Buscan al responsable de una oleada de robos en iglesias de la comarca

Carlos Cortés
Carlos Cortés MONFORTE/LA VOZ.

LEMOS

03 jul 2010 . Actualizado a las 02:00 h.

Las fuerzas de seguridad investigan una serie de robos cometidos durante las últimas semanas en pequeñas iglesias de Monforte y A Pobra do Brollón. El o los asaltantes aprovechan momentos en los que la iglesia está cerrada, fuerzan la puerta y una vez dentro se apoderan de todo lo que se pueda llevar y que les parezca de valor.

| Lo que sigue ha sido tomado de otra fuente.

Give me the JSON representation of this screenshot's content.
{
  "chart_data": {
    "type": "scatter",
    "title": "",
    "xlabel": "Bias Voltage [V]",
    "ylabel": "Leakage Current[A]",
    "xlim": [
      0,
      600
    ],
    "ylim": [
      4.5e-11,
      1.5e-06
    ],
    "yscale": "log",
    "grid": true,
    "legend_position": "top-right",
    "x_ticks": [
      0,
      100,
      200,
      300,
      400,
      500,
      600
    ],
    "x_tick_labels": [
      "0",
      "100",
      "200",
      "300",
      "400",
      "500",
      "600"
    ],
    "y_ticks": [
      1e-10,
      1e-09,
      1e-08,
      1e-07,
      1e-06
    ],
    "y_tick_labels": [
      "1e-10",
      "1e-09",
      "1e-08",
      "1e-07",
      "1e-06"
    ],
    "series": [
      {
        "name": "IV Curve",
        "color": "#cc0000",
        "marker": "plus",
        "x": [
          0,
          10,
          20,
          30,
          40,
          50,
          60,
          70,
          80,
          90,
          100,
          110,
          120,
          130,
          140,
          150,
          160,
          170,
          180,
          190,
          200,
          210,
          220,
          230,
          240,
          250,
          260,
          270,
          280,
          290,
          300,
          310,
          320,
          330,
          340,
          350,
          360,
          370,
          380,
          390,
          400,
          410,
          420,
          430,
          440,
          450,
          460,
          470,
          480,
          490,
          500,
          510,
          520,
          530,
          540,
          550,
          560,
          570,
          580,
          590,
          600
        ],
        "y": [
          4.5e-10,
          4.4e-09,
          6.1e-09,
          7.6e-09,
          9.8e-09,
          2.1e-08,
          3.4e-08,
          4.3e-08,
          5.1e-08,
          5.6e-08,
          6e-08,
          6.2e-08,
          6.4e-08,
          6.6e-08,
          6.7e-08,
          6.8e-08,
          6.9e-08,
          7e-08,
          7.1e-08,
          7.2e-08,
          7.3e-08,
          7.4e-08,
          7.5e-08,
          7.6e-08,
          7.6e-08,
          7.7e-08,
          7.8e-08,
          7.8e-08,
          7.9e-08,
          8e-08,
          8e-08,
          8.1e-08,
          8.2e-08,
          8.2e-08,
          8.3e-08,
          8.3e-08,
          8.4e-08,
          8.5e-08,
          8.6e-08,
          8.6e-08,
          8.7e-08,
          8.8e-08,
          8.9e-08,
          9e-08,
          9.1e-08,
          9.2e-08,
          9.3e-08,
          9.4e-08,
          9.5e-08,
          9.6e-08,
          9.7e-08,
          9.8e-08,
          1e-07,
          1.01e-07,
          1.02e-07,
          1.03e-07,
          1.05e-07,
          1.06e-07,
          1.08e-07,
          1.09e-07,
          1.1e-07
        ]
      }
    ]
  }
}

Si hay dinero en el cepillo, siempre desaparece, así que no parece tratarse de una banda dedicada a traficar con obras de arte.

El último robo se produjo la semana pasada en la iglesia de San Cosme de Liñares, una parroquia de A Pobra do Brollón limítrofe con el municipio de Monforte. En este caso, además de echar mano a la calderilla que había en el cepillo, el ladrón también se apoderó de dos piezas de considerable valor patrimonial, la cruz parroquial y un cáliz.

Asaltos similares se produjeron desde el mes de mayo en, al menos, otras nueve iglesias parroquiales. En A Pobra ocurrió en A Ferreirúa, Salcedo, Parada dos Montes y Lamaigrexa, y en Monforte en A Parte, Vilamarín, Santa Mariña do Monte, Bascós y Reigada. El primero de estos robos ocurrió en mayo en la iglesia monfortina de A Parte.

Hasta ahora no había sido presentada formalmente ninguna denuncia, pero el caso de Liñares es el que ha colmado el vaso. La Iglesia ha decidido denunciar lo ocurrido, básicamente para garantizar que podrá recuperar los objetos sustraídos si las fuerzas de seguridad llegan a hacerse con ellos.

Personas distintas

Fuentes próximas a la diócesis apuntan que quizás el autor o los autores del robo de Liñares sean distintos a los de los asaltos de las semanas precedentes. De acuerdo con sus informaciones, en la mayor parte de los casos precedentes, el ladrón se centró en objetos de muy escaso o nulo valor económico, como sagrarios, candelabros o incensarios de metal. En algunos casos, los párrocos echaron en falta también el agua bendita, lo que abonaría la sospecha de que se pudiese tratar de personas en busca de objetos consagrados para utilizarlos en algún tipo de rito.

Sin embargo, otras fuentes conocedoras del caso niegan tajantemente esta posibilidad. Según ellos, el modo de actuar del ladrón es similar en todos los casos y su objetivo también. Si en alguna iglesia se lleva algún objeto de valor sería por pura casualidad. Además, la iglesia de Liñares no es la primera de la que se llevan un objeto que puede parecer valioso. La lista completa de los elementos sustraídos en esta oleada de robos está todavía pendiente de elaborar.

En todos los casos, las iglesias afectadas carecen de medidas específicas de seguridad para evitar robos. Los asaltantes no tuvieron más que romper la cerradura de la puerta para entrar.